Figure 4. p75^NTR protein is efficiently ablated from the dorsal root ganglia in p75^NTR/Wnt1-Cre mutants

a, In controls p75^NTR can be detected both in the neural crest-derived dorsal root ganglia (DRG) and in the lateral motor column at E10. a’, higher power view identifying the DRG (circled with the white hatched line). b, In p75^NTR/Wnt1-Cre mutants, p75^NTR is present in the lateral motor column, but not in the DRG. b’ shows the high power image of the region indicated in b.

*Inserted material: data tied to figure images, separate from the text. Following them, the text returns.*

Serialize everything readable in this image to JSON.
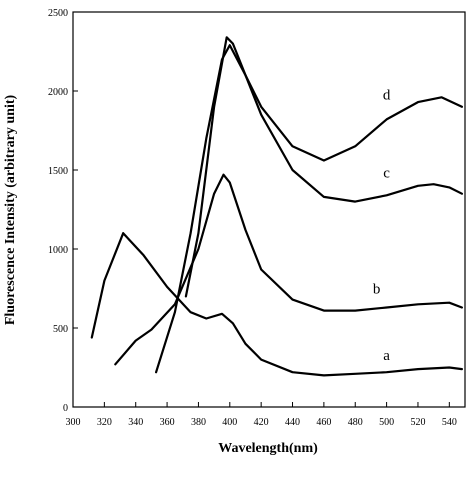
{
  "chart_data": {
    "type": "line",
    "x_label": "Wavelength(nm)",
    "y_label": "Fluorescence Intensity (arbitrary unit)",
    "xlim": [
      300,
      550
    ],
    "ylim": [
      0,
      2500
    ],
    "xticks": [
      300,
      320,
      340,
      360,
      380,
      400,
      420,
      440,
      460,
      480,
      500,
      520,
      540
    ],
    "yticks": [
      0,
      500,
      1000,
      1500,
      2000,
      2500
    ],
    "grid": false,
    "series": [
      {
        "name": "a",
        "color": "#000000",
        "x": [
          312,
          320,
          332,
          345,
          360,
          375,
          385,
          395,
          402,
          410,
          420,
          440,
          460,
          480,
          500,
          520,
          540,
          548
        ],
        "values": [
          440,
          800,
          1100,
          960,
          760,
          600,
          560,
          590,
          530,
          400,
          300,
          220,
          200,
          210,
          220,
          240,
          250,
          240
        ]
      },
      {
        "name": "b",
        "color": "#000000",
        "x": [
          327,
          340,
          350,
          365,
          380,
          390,
          396,
          400,
          410,
          420,
          440,
          460,
          480,
          500,
          520,
          540,
          548
        ],
        "values": [
          270,
          420,
          490,
          650,
          1000,
          1350,
          1470,
          1420,
          1120,
          870,
          680,
          610,
          610,
          630,
          650,
          660,
          630
        ]
      },
      {
        "name": "c",
        "color": "#000000",
        "x": [
          353,
          365,
          375,
          385,
          395,
          400,
          410,
          420,
          440,
          460,
          480,
          500,
          520,
          530,
          540,
          548
        ],
        "values": [
          220,
          600,
          1100,
          1700,
          2200,
          2290,
          2100,
          1850,
          1500,
          1330,
          1300,
          1340,
          1400,
          1410,
          1390,
          1350
        ]
      },
      {
        "name": "d",
        "color": "#000000",
        "x": [
          372,
          380,
          390,
          398,
          402,
          410,
          420,
          440,
          460,
          480,
          500,
          520,
          535,
          548
        ],
        "values": [
          700,
          1100,
          1900,
          2340,
          2300,
          2100,
          1900,
          1650,
          1560,
          1650,
          1820,
          1930,
          1960,
          1900
        ]
      }
    ]
  }
}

An area circled with the hatched line indicates the DRG region that does not stain positively for p75^NTR protein.

Figure 5. Neurological defects in p75^NTR mutants

When suspended by the tail, both p75^NTR-KO/KO (b) and p75^NTR/Wnt1-Cre (d) mutants display an abnormal hind limb ‘clenching’ response, while corresponding controls (a and c) show a normal ‘stretching’ response. Sciatic nerves of adult (1–3 months old) p75^NTR mutants (f) show about a 30% reduction in diameter when compared to those of control littermates (e). g, Bar chart showing quantitation of the difference in axon diameter between controls and p75^NTR mutants. i, p75^NTR mutant sciatic nerves display a statistically significant lower number of small diameter unmyelinated and lightly-myelinated axons when compared to those of controls (h).